Mr. Cassell, who is from Ohio and moved to the Greenpoint neighborhood of Brooklyn in 2018, said he enjoyed balancing masculine clothing with feminine drama, like trains, beading and hoop skirts. In 2020, he created Queera, a gender-inclusive formal wear company in New York. His first collection, released that year, was a nod to the beach and to Romeo and Juliet — “think dramatic, historical, big shapes a la old-school Met Gala,” he said.
His 2024 collection is a deconstructed analysis of the tuxedo. “A mix-and-match gender expression of shirts and suits and tuxedos, which have exploded into gowns and blazers,” said Mr. Cassell, who designs six to eight wedding outfits a year for clients while still waiting tables. “We should have garments divided into body types that represent everyone’s identity and expression, especially on your wedding day.”
Marteal Mayer, 34, the owner and designer of Loulette Bride, a boutique bridal store in Greenpoint, offers the type of shopping Mr. Cassell encourages. Her sustainable and natural fabrics are made into gender-neutral garments in a wide range of sizes “that are all within one collection, so you don’t have to be designated to a certain section,” Ms. Mayer said.

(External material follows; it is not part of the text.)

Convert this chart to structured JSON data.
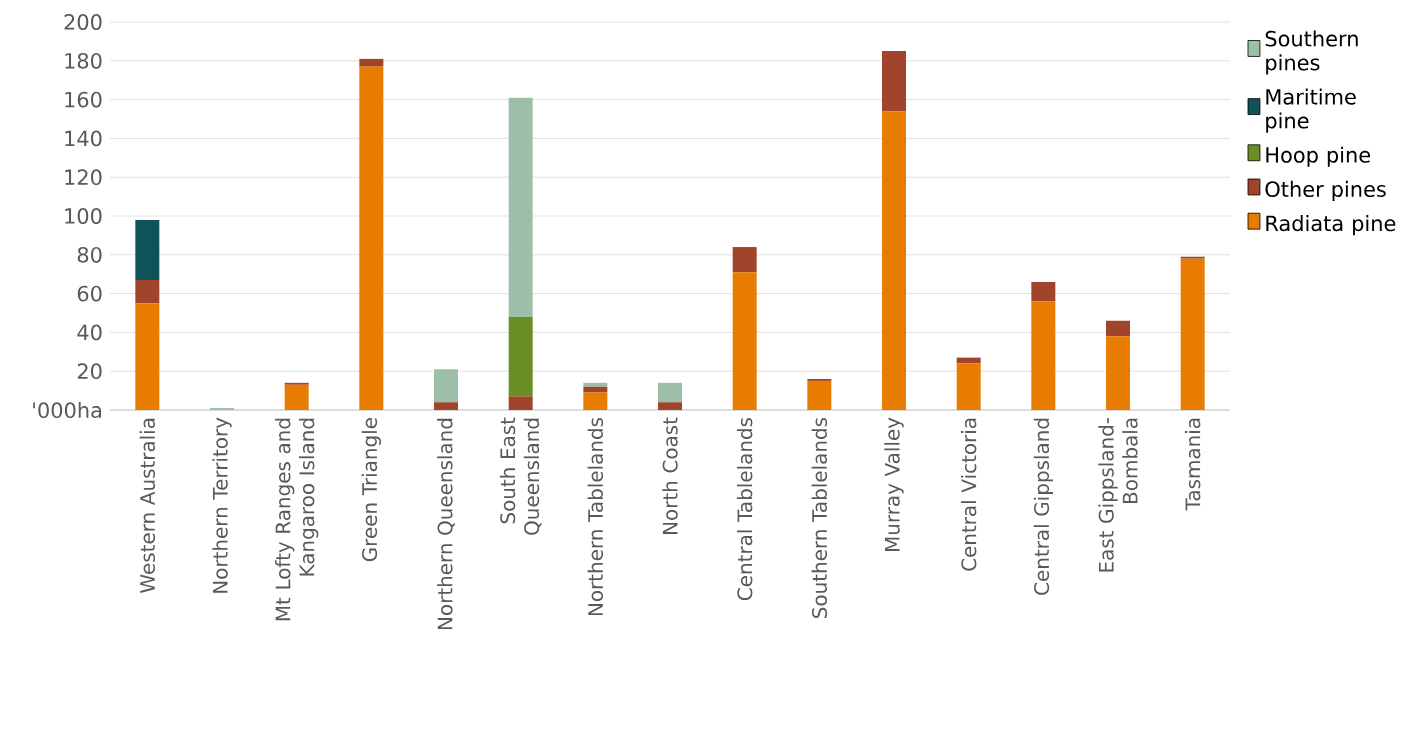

Loulette Bride focuses on textured fabrics like silk jacquard and lace from France. Prices range from $500 for tops to $4,500 for gowns. Shirts are lined with cotton bobbinet, creating a breathable netting, making it extra malleable for different body types. There are dozens of garments that people can mix and match, including dresses, pants, jumpsuits, skirts and capes.
For her Spring 2022 shoot, she photographed two male friends in her dresses.
“It’s important to show representation of everyone in a safe environment where they feel seen and understood,” Ms. Mayer said. “You can’t just show slim, straight female bodies in size zero. That’s hard to see yourself in.”
Ms. Yang, 44, the owner of the Tailory New York, was working in a predominantly male environment, creating customized men’s suits, when her frustration with the lack of options for women and the gender-fluid community inspired her to start an inclusive line in 2014.
“I was in a boy’s club, and no one wanted to partner with me when I told them about expanding our services to other types of bodies because they didn’t see a need,” she said.
Her wedding line consists of different customized options: a three-piece tailored suit, jumpsuit, dress and beaded blazer, all of which “strikes the perfect balance between your feminine and masculine sides,” said Ms. Yang, adding that her jumpsuits, a fused-together dress and suit, are her most popular items.
“It affirms someone’s identity,” she said. “Most of our clients are fluid and don’t fit into the traditional wedding category.”
Ms. Yang dresses over 300 people every year for their weddings and special events. Her jumpsuits are made from Italian stretch satin and start at $2,950. Hand beading or embellishments can cost an additional $1,500 to $5,000. Fees include customized designs, fittings and alterations. “Creating wedding clothing for everyone is a revolution,” she said. “It’s encouraging everyone to live as themselves and to feel safe, vulnerable and seen while doing that.”
Still, some people may find that genderless clothing can be “a high risk for wedding fashion to take,” Dr. Darwin said. “Especially when you’re mixing and mingling symbols of different things to create your own hybrid and reality.”
But people like Mx. Zayas say that having gender-neutral options is life affirming.
“I wanted to wear an expression of myself; I wanted to break the rules,” Mx. Zayas said. “I don’t know what I would have worn if these options were not available. Clothing shouldn’t have rules, especially on the biggest day of your life.”